Strahan, TAS, Australia
Strahan Waterfront | © Wai Nang Poon
In the 1850s, Chiltern was one popular town with the discovery of quartz and then the gold mining boom; however, following this, the city began to turn back to its small-town living. Today, as you walk through the town, its well-preserved historic buildings – from the mid-1800s – will take your breath away, and then you can head to the outskirts of Chiltern where you’ll find the Chiltern-Mt Pilot National Park.
Chiltern, VIC, Australia
Chiltern | Courtesy of North East Victoria Touris/© Peter Dunphy
North Tasmania’s picturesque town lies on the banks of the South Esk River.

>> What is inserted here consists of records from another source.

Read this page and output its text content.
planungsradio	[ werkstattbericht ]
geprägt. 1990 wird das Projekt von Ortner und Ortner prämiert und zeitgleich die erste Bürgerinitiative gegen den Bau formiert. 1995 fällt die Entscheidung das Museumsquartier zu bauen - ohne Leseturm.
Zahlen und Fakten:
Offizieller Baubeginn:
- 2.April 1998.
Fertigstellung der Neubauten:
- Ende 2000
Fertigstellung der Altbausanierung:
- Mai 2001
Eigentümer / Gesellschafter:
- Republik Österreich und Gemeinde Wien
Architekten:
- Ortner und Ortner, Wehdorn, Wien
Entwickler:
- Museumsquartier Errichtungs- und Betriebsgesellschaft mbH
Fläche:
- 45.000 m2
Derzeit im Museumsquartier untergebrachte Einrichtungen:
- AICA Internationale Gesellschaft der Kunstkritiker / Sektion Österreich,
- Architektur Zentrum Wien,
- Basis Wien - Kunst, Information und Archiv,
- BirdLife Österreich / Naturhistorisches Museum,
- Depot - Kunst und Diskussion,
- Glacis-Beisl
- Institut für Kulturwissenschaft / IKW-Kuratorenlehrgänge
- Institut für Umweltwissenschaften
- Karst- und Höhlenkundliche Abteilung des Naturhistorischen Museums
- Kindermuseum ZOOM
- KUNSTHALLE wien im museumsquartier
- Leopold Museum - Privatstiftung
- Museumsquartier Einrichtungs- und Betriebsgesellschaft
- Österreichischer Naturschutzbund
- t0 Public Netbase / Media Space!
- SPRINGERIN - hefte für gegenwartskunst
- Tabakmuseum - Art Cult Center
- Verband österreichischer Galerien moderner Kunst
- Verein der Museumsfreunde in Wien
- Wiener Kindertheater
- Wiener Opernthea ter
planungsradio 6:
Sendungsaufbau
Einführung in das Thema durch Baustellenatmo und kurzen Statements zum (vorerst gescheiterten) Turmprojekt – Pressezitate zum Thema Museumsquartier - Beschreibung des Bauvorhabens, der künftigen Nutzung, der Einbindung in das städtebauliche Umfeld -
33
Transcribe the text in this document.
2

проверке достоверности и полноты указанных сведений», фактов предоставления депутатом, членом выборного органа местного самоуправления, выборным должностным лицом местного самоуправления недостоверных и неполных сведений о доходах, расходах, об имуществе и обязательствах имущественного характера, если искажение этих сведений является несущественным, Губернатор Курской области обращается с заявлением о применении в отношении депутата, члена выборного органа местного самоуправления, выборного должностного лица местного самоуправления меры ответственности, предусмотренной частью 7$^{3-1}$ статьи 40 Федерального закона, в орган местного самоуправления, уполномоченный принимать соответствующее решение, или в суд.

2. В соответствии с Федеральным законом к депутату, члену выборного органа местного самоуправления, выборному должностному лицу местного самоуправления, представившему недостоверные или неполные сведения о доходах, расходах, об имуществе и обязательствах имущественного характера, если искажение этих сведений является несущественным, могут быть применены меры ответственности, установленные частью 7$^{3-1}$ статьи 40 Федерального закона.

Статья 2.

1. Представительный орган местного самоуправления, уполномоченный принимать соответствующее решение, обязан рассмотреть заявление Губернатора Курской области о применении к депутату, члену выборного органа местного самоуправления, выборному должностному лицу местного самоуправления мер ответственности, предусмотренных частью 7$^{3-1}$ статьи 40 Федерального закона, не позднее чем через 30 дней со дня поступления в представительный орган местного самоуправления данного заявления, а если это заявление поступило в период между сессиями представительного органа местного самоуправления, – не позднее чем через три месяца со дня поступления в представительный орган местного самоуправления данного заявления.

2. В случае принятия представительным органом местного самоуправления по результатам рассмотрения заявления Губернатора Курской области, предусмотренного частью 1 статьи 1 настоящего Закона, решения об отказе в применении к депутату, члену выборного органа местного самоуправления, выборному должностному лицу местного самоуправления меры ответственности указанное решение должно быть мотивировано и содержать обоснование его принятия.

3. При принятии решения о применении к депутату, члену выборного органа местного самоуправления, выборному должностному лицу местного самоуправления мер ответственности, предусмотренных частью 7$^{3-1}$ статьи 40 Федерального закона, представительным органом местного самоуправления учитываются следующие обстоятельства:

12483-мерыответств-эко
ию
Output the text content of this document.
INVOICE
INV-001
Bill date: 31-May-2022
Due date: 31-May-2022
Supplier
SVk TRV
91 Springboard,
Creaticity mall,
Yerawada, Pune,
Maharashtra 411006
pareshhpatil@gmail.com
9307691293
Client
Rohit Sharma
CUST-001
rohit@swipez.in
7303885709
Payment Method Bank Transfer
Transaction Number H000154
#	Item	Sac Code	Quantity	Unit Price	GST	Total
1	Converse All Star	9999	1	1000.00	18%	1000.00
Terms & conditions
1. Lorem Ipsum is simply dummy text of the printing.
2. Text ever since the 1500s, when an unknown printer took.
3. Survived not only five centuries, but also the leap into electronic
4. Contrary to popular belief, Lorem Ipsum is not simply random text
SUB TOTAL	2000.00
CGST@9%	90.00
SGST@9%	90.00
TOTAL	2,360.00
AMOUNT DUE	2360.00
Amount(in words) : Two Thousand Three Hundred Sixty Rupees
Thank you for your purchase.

Due to many of the buildings within the town still standing in their original condition, Evandale is today classified as a Georgian village by the National Trust – with Clarendon House, one of the greatest Georgian houses in Australia, still standing. Despite these unspoiled buildings, the surrounding countryside seems to be something out of a fairytale and will make you want to sit down with a good book and while the day away.
Evandale, TAS, Australia
Evandale | Courtesy of Tourism Tasmani/© Ray Joyce
Travelling 1.5 hours inland from Perth, you will come across one of the most picturesque and the oldest inland town in Western Australia. Founded in 1831, York is home to many historic buildings lying adjacent to stunning farmlands of the Avon Valley. With an abundance of annual events and festivals, it’s the vintage motor vehicles that roam the town that will have you stopping and staring.
York, WA, Australia
Avon Terrace streetscape, in York | Courtesy of Tourism Western Australia
This small fishing town, north of Perth, doesn’t seem like a place for everyone; however, it is the sand dunes near Lancelin that will have you walking into town with the biggest smile on your face. Not only is it nestled between two large islands and sand dunes that go on for days, but there are also a string of shipwrecks along the coast awaiting keen scuba divers to explore. A trip to Lancelin will bring plenty of fun for the entire family.
Lancelin, WA, Australia
Safari Trek 4 wheel drive on sand dunes at Lancelin | Courtesy of Tourism Western Australia
When talking about wine, it’s easy to think about Western Australia’s Swan Valley and New South Wales’ Hunter Valley; however, what you may not know is that 261 kilometres north-west of Sydney lies the third largest grape-producing region in the state. The town of Mudgee has been known for producing rich (and delicious) wine since the 1850s and is surrounded by lush vineyards that are well worth the visit.